# Trying to determine if Sat TV viable



## Tom Brokaw (Dec 11, 2011)

Hello,
I am looking at getting satellite TV for my parents. They are located in NW MT, and the house is surrounded by trees.

Looking up their address on dishpointer.com indicates an elevation of 29.6 degrees is needed. There is one "valley" of trees through which they can see the southern sky clearly, please copy/paste jpg link at the bottom of this post.

Dishpointer also advertised, or at least noted, several iOS apps that claim to be able to work for checking LoS and helping install the dish.
Here's one example:
www .dishpointer. com / 2009 / augmented-reality-satellite-finder/

(cant post URLs due to new forum user status)

My questions:
1. Towards the end of the video in the link above, the 110, 119, and 129 are clearly behind trees. Would they be blocked in that scenario? Or does it look like the signal could make it through?
2. What do you think of our chances given the picture? I realize I'm asking for an internet prognosis so I promise not to take any answers as engraved in stone.

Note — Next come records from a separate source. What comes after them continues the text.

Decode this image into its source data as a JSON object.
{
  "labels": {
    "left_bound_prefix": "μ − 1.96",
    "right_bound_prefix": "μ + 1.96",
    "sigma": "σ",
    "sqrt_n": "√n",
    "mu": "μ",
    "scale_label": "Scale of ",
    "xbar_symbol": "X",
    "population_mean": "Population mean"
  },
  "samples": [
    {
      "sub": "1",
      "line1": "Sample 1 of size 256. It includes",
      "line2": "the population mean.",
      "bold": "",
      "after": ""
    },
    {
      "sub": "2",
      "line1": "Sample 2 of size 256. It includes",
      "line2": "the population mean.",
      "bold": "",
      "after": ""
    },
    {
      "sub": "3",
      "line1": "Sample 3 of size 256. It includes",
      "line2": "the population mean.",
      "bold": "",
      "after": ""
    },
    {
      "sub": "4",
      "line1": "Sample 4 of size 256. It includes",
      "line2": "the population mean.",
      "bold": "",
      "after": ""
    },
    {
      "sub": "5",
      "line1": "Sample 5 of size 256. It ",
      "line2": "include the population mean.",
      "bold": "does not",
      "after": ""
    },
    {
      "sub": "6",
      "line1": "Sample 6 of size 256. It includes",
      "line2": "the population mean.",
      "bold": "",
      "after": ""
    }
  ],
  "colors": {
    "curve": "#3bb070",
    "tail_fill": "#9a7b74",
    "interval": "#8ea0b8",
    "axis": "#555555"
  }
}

imageshack.us/photo/my-images/824/view7.jpg


----------



## trh (Nov 3, 2007)

:welcome_s

The picture doesn't look very promising. Was that picture taken from their house? If they installed a pole to mount the dish on in another location on the property could they get a less obstructed southerly view? How big of a tree can they use for Christmas this year?


----------



## Tom Brokaw (Dec 11, 2011)

Yeah, that's what we thought.

The picture was taken from the deck that runs on the southern (and eastern) side of the house.

Here's another one taken 18 months ago when I was helping my dad upgrade from analog to digital antenna. The red box indicates approximately the same view as the other picture. The deck is on the other side and the first picture was taken from slightly left of the peak of the roof.

Is pole mounting an option with a small dish? Seems like it would be. Does this pic look like it could be done?

Thanks!

imageshack.us/photo/my-images/846/digitalantennaandpole.jpg/


----------



## P Smith (Jul 25, 2002)

I wold try to bring small (old) dish with my portable spectrum analyzer and check LOS.


----------



## trh (Nov 3, 2007)

Tom Brokaw said:


> Is pole mounting an option with a small dish? Seems like it would be. /


Yes, but you might have a problem if you put it on a tall pole like what your using for your OTA antenna. If it moves when it gets windy, the sat dish isn't going to handle that movement very well.


----------



## Tom Brokaw (Dec 11, 2011)

Ah yes, hadn't thought about wind. Not too windy up there but it wouldn't take too much.

P Smith, that's probably a good idea but we'd need to get an installer out there, no one we know has that equipment.

Well, so much for it being a christmas present/surprise. We'll work on it later I guess.

Any suggestions/comments/ideas welcome in the meantime.


----------



## P Smith (Jul 25, 2002)

I would come, but my unemployment wouldn't cover the job


----------